Department of Pathology and Laboratory Medicine, Weill Cornell Medicine, New York, NY, USA.
Department of Informatics & Analytics, Dana Farber Cancer Institute, Boston, MA, USA.
Lancet Digit Health. 2024 Aug;6(8):e595-e600. doi: 10.1016/S2589-7500(24)00114-6. Epub 2024 Jul 9.
The rapid evolution of generative artificial intelligence (AI) models including OpenAI's ChatGPT signals a promising era for medical research. In this Viewpoint, we explore the integration and challenges of large language models (LLMs) in digital pathology, a rapidly evolving domain demanding intricate contextual understanding. The restricted domain-specific efficiency of LLMs necessitates the advent of tailored AI tools, as illustrated by advancements seen in the last few years including FrugalGPT and BioBERT. Our initiative in digital pathology emphasises the potential of domain-specific AI tools, where a curated literature database coupled with a user-interactive web application facilitates precise, referenced information retrieval.
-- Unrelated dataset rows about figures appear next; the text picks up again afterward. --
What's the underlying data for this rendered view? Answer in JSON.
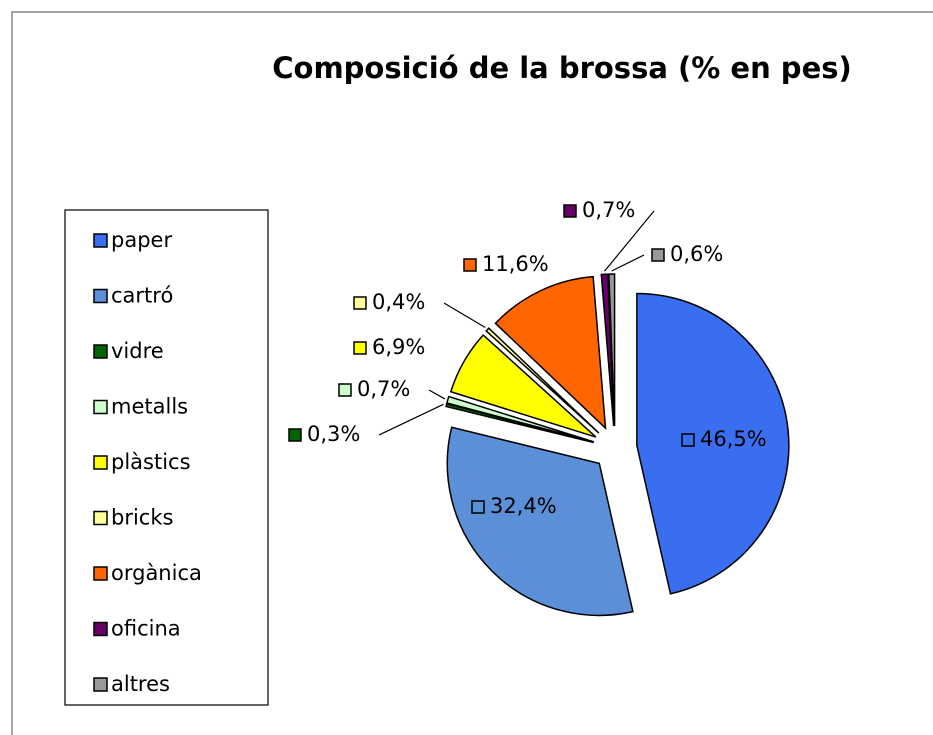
{
  "chart_data": {
    "type": "pie",
    "title": "Composició de la brossa (% en pes)",
    "categories": [
      "paper",
      "cartró",
      "vidre",
      "metalls",
      "plàstics",
      "bricks",
      "orgànica",
      "oficina",
      "altres"
    ],
    "values": [
      46.5,
      32.4,
      0.3,
      0.7,
      6.9,
      0.4,
      11.6,
      0.7,
      0.6
    ],
    "value_labels": [
      "46,5%",
      "32,4%",
      "0,3%",
      "0,7%",
      "6,9%",
      "0,4%",
      "11,6%",
      "0,7%",
      "0,6%"
    ],
    "colors": [
      "#3a6ef0",
      "#5b8fd8",
      "#006400",
      "#ccffcc",
      "#ffff00",
      "#ffff99",
      "#ff6600",
      "#660066",
      "#999999"
    ],
    "legend": "left"
  }
}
Motivated by the success of this initiative, we discuss how domain-specific approaches substantially minimise the risk of inaccurate responses, enhancing the reliability and accuracy of information extraction. We also highlight the broader implications of such tools, particularly in streamlining access to scientific research and democratising access to computational pathology techniques for scientists with little coding experience. This Viewpoint calls for an enhanced integration of domain-specific text-generation AI tools in academic settings to facilitate continuous learning and adaptation to the dynamically evolving landscape of medical research.
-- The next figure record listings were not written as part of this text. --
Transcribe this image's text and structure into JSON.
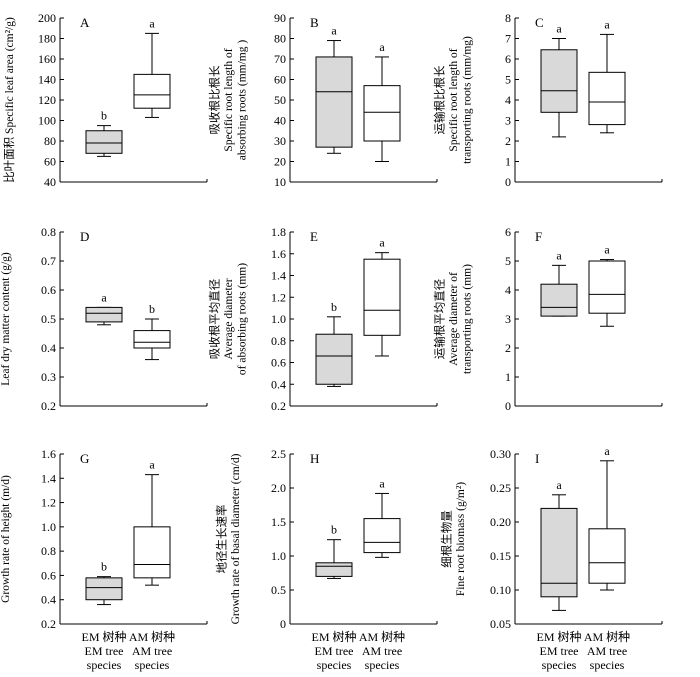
{
  "x_categories": [
    {
      "line1": "EM 树种",
      "line2": "EM tree",
      "line3": "species"
    },
    {
      "line1": "AM 树种",
      "line2": "AM tree",
      "line3": "species"
    }
  ],
  "colors": {
    "em_box": "#d9d9d9",
    "am_box": "#ffffff",
    "stroke": "#000000"
  },
  "chart_data": [
    {
      "panel": "A",
      "type": "box",
      "ylabel_lines": [
        "比叶面积 Specific leaf area (cm²/g)"
      ],
      "ylim": [
        40,
        200
      ],
      "yticks": [
        "40",
        "60",
        "80",
        "100",
        "120",
        "140",
        "160",
        "180",
        "200"
      ],
      "boxes": [
        {
          "min": 65,
          "q1": 68,
          "median": 78,
          "q3": 90,
          "max": 95,
          "letter": "b"
        },
        {
          "min": 103,
          "q1": 112,
          "median": 125,
          "q3": 145,
          "max": 185,
          "letter": "a"
        }
      ]
    },
    {
      "panel": "B",
      "type": "box",
      "ylabel_lines": [
        "吸收根比根长",
        "Specific root length of",
        "absorbing roots (mm/mg )"
      ],
      "ylim": [
        10,
        90
      ],
      "yticks": [
        "10",
        "20",
        "30",
        "40",
        "50",
        "60",
        "70",
        "80",
        "90"
      ],
      "boxes": [
        {
          "min": 24,
          "q1": 27,
          "median": 54,
          "q3": 71,
          "max": 79,
          "letter": "a"
        },
        {
          "min": 20,
          "q1": 30,
          "median": 44,
          "q3": 57,
          "max": 71,
          "letter": "a"
        }
      ]
    },
    {
      "panel": "C",
      "type": "box",
      "ylabel_lines": [
        "运输根比根长",
        "Specific root length of",
        "transporting roots (mm/mg)"
      ],
      "ylim": [
        0,
        8
      ],
      "yticks": [
        "0",
        "1",
        "2",
        "3",
        "4",
        "5",
        "6",
        "7",
        "8"
      ],
      "boxes": [
        {
          "min": 2.2,
          "q1": 3.4,
          "median": 4.45,
          "q3": 6.45,
          "max": 7.0,
          "letter": "a"
        },
        {
          "min": 2.4,
          "q1": 2.8,
          "median": 3.9,
          "q3": 5.35,
          "max": 7.2,
          "letter": "a"
        }
      ]
    },
    {
      "panel": "D",
      "type": "box",
      "ylabel_lines": [
        "叶干物质含量",
        "Leaf dry matter content (g/g)"
      ],
      "ylim": [
        0.2,
        0.8
      ],
      "yticks": [
        "0.2",
        "0.3",
        "0.4",
        "0.5",
        "0.6",
        "0.7",
        "0.8"
      ],
      "boxes": [
        {
          "min": 0.48,
          "q1": 0.49,
          "median": 0.52,
          "q3": 0.54,
          "max": 0.54,
          "letter": "a"
        },
        {
          "min": 0.36,
          "q1": 0.4,
          "median": 0.42,
          "q3": 0.46,
          "max": 0.5,
          "letter": "b"
        }
      ]
    },
    {
      "panel": "E",
      "type": "box",
      "ylabel_lines": [
        "吸收根平均直径",
        "Average diameter",
        "of absorbing roots (mm)"
      ],
      "ylim": [
        0.2,
        1.8
      ],
      "yticks": [
        "0.2",
        "0.4",
        "0.6",
        "0.8",
        "1.0",
        "1.2",
        "1.4",
        "1.6",
        "1.8"
      ],
      "boxes": [
        {
          "min": 0.38,
          "q1": 0.4,
          "median": 0.66,
          "q3": 0.86,
          "max": 1.02,
          "letter": "b"
        },
        {
          "min": 0.66,
          "q1": 0.85,
          "median": 1.08,
          "q3": 1.55,
          "max": 1.61,
          "letter": "a"
        }
      ]
    },
    {
      "panel": "F",
      "type": "box",
      "ylabel_lines": [
        "运输根平均直径",
        "Average diameter of",
        "transporting roots (mm)"
      ],
      "ylim": [
        0,
        6
      ],
      "yticks": [
        "0",
        "1",
        "2",
        "3",
        "4",
        "5",
        "6"
      ],
      "boxes": [
        {
          "min": 3.1,
          "q1": 3.1,
          "median": 3.4,
          "q3": 4.2,
          "max": 4.85,
          "letter": "a"
        },
        {
          "min": 2.75,
          "q1": 3.2,
          "median": 3.85,
          "q3": 5.0,
          "max": 5.05,
          "letter": "a"
        }
      ]
    },
    {
      "panel": "G",
      "type": "box",
      "ylabel_lines": [
        "树高生长速率",
        "Growth rate of height (m/d)"
      ],
      "ylim": [
        0.2,
        1.6
      ],
      "yticks": [
        "0.2",
        "0.4",
        "0.6",
        "0.8",
        "1.0",
        "1.2",
        "1.4",
        "1.6"
      ],
      "boxes": [
        {
          "min": 0.36,
          "q1": 0.4,
          "median": 0.5,
          "q3": 0.58,
          "max": 0.59,
          "letter": "b"
        },
        {
          "min": 0.52,
          "q1": 0.58,
          "median": 0.69,
          "q3": 1.0,
          "max": 1.43,
          "letter": "a"
        }
      ]
    },
    {
      "panel": "H",
      "type": "box",
      "ylabel_lines": [
        "地径生长速率",
        "Growth rate of basal diameter (cm/d)"
      ],
      "ylim": [
        0,
        2.5
      ],
      "yticks": [
        "0",
        "0.5",
        "1.0",
        "1.5",
        "2.0",
        "2.5"
      ],
      "boxes": [
        {
          "min": 0.67,
          "q1": 0.7,
          "median": 0.85,
          "q3": 0.9,
          "max": 1.24,
          "letter": "b"
        },
        {
          "min": 0.98,
          "q1": 1.05,
          "median": 1.2,
          "q3": 1.55,
          "max": 1.92,
          "letter": "a"
        }
      ]
    },
    {
      "panel": "I",
      "type": "box",
      "ylabel_lines": [
        "细根生物量",
        "Fine root biomass (g/m²)"
      ],
      "ylim": [
        0.05,
        0.3
      ],
      "yticks": [
        "0.05",
        "0.10",
        "0.15",
        "0.20",
        "0.25",
        "0.30"
      ],
      "boxes": [
        {
          "min": 0.07,
          "q1": 0.09,
          "median": 0.11,
          "q3": 0.22,
          "max": 0.24,
          "letter": "a"
        },
        {
          "min": 0.1,
          "q1": 0.11,
          "median": 0.14,
          "q3": 0.19,
          "max": 0.29,
          "letter": "a"
        }
      ]
    }
  ]
}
生成式人工智能(AI)模型的快速发展,包括 OpenAI 的 ChatGPT,标志着医学研究的一个充满希望的时代。在本观点中,我们探讨了大型语言模型(LLM)在数字病理学中的整合和挑战,数字病理学是一个快速发展的领域,需要复杂的上下文理解。由于 LLM 在特定领域的效率有限,因此需要出现定制的 AI 工具,近年来的一些进展,包括 FrugalGPT 和 BioBERT,就证明了这一点。我们在数字病理学方面的举措强调了特定领域 AI 工具的潜力,其中经过精心策划的文献数据库与用户交互的网络应用程序相结合,可以促进精确、有参考依据的信息检索。受这一举措的成功启发,我们讨论了特定领域方法如何大大降低不准确响应的风险,从而提高信息提取的可靠性和准确性。我们还强调了这些工具的更广泛影响,特别是在简化对科学研究的访问以及为编码经验较少的科学家普及计算病理学技术方面。本观点呼吁在学术环境中更加强大地整合特定领域的文本生成 AI 工具,以促进持续学习,并适应医学研究不断发展的动态格局。